Milwaukee County officials are calling for the closure of a troubled Northwoods youth prison as part of a proposed overhaul of the state’s juvenile justice system.
“We need a new juvenile justice system in the state of Wisconsin,” said Hector Colón, director of the county’s Health and Human Services Administration.
Colón told members of the city’s Public Safety Committee on Monday that Lincoln Hills School for Boys and Copper Lake School for Girls north of Wausau are too far away and are based on an outdated model. He and others acknowledged that the ongoing crisis at the facility, which is under federal investigation due to allegations of minors being abused by staff, has added to the urgency of the situation.
“Lincoln Hills is too far, regardless of the current crisis we have there, which is horrible,” Colón said. “It’s still too far. From a best practices perspective, from a discharge planning perspective, it’s not the right model. It’s not the right model today, it wasn’t the correct model five years ago, quite frankly.”
The state closed a separate youth facility, Ethan Allen School in Waukesha County, in 2011 and instead sent all young male offenders to Lincoln Hills. At the same time, Southern Oaks in Racine County was closed, with girls to be placed at the Copper Lake facility on the Lincoln Hills grounds.
Colón said the county’s proposal involves a regional plan that is far more focused on treatment, education and behavioral health. Officials are developing a local residential treatment facility and are working with a provider who’s developed successful similar programs around the country.
“It’s closer to home, where the kid and the families live, so that you can have better discharge planning and better ongoing support,” Colón said.

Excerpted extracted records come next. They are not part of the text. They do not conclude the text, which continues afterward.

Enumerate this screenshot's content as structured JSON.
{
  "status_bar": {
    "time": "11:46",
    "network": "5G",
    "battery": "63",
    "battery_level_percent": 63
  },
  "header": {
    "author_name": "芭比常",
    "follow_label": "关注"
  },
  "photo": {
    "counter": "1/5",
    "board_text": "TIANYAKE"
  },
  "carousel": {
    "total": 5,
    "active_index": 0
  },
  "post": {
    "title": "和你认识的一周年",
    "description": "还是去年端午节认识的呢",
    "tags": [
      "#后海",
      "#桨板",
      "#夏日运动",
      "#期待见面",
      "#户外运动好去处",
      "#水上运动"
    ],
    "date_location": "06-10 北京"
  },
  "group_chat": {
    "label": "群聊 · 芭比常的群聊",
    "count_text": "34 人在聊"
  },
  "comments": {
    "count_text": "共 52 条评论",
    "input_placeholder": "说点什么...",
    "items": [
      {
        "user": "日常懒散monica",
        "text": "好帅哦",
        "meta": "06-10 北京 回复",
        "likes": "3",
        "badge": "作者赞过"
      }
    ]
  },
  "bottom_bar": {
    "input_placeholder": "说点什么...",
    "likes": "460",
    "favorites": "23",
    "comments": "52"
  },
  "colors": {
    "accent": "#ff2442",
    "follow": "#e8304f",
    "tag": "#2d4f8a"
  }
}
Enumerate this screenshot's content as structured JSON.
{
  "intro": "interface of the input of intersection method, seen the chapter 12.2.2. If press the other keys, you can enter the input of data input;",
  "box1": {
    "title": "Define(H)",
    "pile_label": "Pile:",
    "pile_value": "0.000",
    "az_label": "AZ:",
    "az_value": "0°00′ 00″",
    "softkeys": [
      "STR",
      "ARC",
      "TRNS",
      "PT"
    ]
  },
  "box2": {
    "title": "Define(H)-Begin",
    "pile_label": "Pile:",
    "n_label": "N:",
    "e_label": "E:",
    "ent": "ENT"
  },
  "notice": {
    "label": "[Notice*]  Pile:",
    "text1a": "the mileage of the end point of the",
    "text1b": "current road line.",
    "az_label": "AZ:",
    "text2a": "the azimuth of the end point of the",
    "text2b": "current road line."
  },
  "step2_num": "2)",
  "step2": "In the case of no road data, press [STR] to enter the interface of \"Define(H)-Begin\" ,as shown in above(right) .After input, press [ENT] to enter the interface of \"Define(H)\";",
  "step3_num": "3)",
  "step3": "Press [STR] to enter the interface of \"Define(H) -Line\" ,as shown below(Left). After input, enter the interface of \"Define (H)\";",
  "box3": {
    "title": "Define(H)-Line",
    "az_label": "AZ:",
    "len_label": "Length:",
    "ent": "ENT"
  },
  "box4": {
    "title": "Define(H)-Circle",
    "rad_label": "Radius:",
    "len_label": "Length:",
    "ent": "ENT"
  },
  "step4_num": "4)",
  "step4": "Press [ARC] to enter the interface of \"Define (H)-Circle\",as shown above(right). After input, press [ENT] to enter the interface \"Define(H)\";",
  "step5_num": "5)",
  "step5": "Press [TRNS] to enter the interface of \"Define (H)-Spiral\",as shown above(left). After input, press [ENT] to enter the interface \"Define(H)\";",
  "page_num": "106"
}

Colón urged aldermen to lobby the state to move toward a “better” regional model.
“What is that going to do? It should close down Lincoln Hills,” he said.
County officials acknowledged that the overhaul would require additional resources — and more money — but did not provide a specific price tag for the proposal.
County officials said they’ve spoken with Gov. Scott Walker about the plan, and will soon meet with state lawmakers from the Milwaukee area to discuss the proposal.
“We could use your lobbying efforts, your support as well,” Colón said.
The Department of Corrections “is currently reviewing various options to continue its transformation of the juvenile justice system,” department spokesman Tristan Cook said.
“As part of this process, DOC has received input from a number of stakeholders, including Milwaukee County, and reviewed various state-level juvenile justice models from around the country. At this point, no decisions have been made regarding any potential changes.”
The number of young offenders from Milwaukee County being held at Lincoln Hills School for Boys and Copper Lake School for Girls has dropped since news broke late last year that the facility was under investigation.
About 95 young people whom the county is responsible for are incarcerated at the facility, and there are as many as 135 total from Milwaukee, including those in Wisconsin’s serious juvenile offender program, officials said.
Other topics addressed Monday included car thefts, electronic monitoring, social services for young people, collaboration between county officials and the Milwaukee Police Department, and overcrowding at the 120-bed Milwaukee detention center.
Monday’s meeting was the sixth in a series of special discussions Ald. Bob Donovan, chairman of the public safety committee, scheduled this summer to address violence in Milwaukee.